Konuyu yenisafak.com için değerlendiren Hukukçu Fatih Mehmet Akmeşe, 'iyi hal' indiriminin hakimin takdirinden çok 'aksi ispatlanmadıkça' uygulanması gereken bir indirim olduğunu belirtti. Akmeşe şu ifadeleri kullandı:
Hakimin mecburiyeti yok ama açıklama yapmak zorunda
Hakim, önüne gelen her olayda her sanık için kanunda yer alan takdiri indirimi uygulamak mecburiyetinde değil. Fakat Anayasamızda ve Ceza Muhakemeleri Kanunu’nda yer alan hükümler doğrultusunda hangi sebeplerle takdiri indirim (iyi hal) uygulamadığını veya hangi sebeplerle takdiri indirim uyguladığını açıklamak zorunda.
'İyi hal' indirimi verilmezse sanık temyize gidiyor
Yani, sanığa 'iyi hal' indirimini hangi sebeple verdiğini gerekçelendiremeyen hakimin kararı temyize götürülebilir.
Bu kez üst mahkeme 'iyi hal' indirimi uyguluyor
Bu durumda da üst mahkeme kararı bozacaktır. Sonuçta, 'iyi hal' indirimi almasına aykırı bir durum görülemeyen sanık üst mahkemeden bu indirimi alabilecek.

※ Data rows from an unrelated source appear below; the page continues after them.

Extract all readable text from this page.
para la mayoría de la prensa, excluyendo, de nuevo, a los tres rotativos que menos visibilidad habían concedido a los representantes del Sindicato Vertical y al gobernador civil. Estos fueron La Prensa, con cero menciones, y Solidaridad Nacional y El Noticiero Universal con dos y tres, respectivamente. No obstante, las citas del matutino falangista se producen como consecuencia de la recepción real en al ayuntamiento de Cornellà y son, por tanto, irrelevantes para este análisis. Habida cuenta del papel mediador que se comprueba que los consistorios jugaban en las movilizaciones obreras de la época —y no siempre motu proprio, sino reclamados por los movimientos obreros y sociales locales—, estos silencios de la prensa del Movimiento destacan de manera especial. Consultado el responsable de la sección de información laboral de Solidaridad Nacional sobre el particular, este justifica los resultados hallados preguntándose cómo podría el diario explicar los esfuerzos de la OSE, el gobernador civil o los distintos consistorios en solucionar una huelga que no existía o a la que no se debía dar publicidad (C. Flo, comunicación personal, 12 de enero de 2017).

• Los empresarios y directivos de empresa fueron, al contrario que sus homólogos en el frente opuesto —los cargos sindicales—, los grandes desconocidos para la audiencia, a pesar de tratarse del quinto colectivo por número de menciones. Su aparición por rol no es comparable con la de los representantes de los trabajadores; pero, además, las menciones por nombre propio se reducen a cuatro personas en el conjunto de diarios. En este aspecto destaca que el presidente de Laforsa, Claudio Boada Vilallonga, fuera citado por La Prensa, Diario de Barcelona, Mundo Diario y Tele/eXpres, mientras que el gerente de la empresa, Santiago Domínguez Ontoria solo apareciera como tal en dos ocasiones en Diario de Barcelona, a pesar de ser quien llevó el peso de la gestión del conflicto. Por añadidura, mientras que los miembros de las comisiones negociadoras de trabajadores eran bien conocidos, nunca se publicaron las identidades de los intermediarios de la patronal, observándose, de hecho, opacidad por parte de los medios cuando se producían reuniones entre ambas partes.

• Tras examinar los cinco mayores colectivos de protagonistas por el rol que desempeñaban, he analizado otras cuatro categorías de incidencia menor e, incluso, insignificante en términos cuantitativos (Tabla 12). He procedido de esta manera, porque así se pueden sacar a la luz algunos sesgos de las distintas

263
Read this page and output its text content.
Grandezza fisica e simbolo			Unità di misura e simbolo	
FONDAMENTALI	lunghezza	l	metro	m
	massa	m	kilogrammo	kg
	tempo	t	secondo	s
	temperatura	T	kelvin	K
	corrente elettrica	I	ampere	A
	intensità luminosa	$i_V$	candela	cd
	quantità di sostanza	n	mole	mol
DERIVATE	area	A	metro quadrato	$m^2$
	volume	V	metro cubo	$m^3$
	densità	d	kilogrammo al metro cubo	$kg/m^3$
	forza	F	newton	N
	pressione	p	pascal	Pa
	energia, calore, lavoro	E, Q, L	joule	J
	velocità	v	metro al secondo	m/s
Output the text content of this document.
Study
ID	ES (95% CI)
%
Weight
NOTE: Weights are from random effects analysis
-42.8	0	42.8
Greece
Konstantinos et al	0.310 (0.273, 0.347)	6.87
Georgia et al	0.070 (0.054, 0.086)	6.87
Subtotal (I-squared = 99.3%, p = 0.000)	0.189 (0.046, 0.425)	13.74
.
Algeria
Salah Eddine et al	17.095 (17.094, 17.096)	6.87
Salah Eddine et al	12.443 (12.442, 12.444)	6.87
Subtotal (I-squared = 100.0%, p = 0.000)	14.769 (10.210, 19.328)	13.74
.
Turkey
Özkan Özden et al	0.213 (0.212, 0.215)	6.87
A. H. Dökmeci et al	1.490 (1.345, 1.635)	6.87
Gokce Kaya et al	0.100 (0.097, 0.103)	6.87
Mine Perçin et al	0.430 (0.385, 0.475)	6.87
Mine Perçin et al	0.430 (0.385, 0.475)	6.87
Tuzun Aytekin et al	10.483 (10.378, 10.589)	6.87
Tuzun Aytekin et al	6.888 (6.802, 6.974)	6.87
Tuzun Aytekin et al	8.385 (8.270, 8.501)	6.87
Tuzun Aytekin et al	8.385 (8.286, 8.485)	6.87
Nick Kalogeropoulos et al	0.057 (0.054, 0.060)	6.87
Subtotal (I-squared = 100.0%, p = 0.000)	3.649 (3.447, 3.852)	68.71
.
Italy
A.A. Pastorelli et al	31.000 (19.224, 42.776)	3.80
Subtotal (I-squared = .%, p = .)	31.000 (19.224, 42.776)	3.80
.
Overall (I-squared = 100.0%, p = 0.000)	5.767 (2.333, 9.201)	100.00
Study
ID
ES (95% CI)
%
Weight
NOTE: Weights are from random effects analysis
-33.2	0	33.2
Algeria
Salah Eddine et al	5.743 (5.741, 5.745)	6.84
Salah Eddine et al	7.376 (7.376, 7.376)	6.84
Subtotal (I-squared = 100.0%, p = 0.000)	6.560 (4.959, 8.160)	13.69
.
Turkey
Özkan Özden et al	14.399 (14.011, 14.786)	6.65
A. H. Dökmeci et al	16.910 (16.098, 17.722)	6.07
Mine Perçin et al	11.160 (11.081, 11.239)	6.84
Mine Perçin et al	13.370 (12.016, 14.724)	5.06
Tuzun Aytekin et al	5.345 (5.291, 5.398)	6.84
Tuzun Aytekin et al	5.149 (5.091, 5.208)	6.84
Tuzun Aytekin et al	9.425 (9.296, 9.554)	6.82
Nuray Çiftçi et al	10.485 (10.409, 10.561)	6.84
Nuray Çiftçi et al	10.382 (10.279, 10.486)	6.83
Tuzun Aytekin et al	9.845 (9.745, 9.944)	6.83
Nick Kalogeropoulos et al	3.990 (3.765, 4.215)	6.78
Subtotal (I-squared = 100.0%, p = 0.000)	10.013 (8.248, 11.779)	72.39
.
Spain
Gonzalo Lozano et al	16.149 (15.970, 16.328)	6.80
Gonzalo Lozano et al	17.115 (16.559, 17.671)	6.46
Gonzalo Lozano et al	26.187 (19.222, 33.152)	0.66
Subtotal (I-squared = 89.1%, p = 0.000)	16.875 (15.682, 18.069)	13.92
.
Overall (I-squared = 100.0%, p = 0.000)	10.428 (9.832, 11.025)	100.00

İçinde bulunduğu sosyal çevre önemli
Sosyal ilişkileri; buradaki inceleme suçu işleyen kişinin sosyal konumunun ne kadar güçlü olduğuyla ilişkili olmamalıdır. Sanığın alışkanlıkları, içinde yaşadığı çevre, sağlık durumu, eğitim durumu değerlendirilmelidir.
Cezanın failin üzerindeki olası etkileri; sanığın ıslahı, tekrar topluma uyum sağlayıp sağlayamayacağı dikkate alınmalıdır.
Takdiri indirimin yer aldığı 62. maddenin 1. fıkrasında ne kadar indirim yapılabileceği belirtilmiştir. Hakim, bu sınırlardan daha fazla bir indirim yapamayacaktır.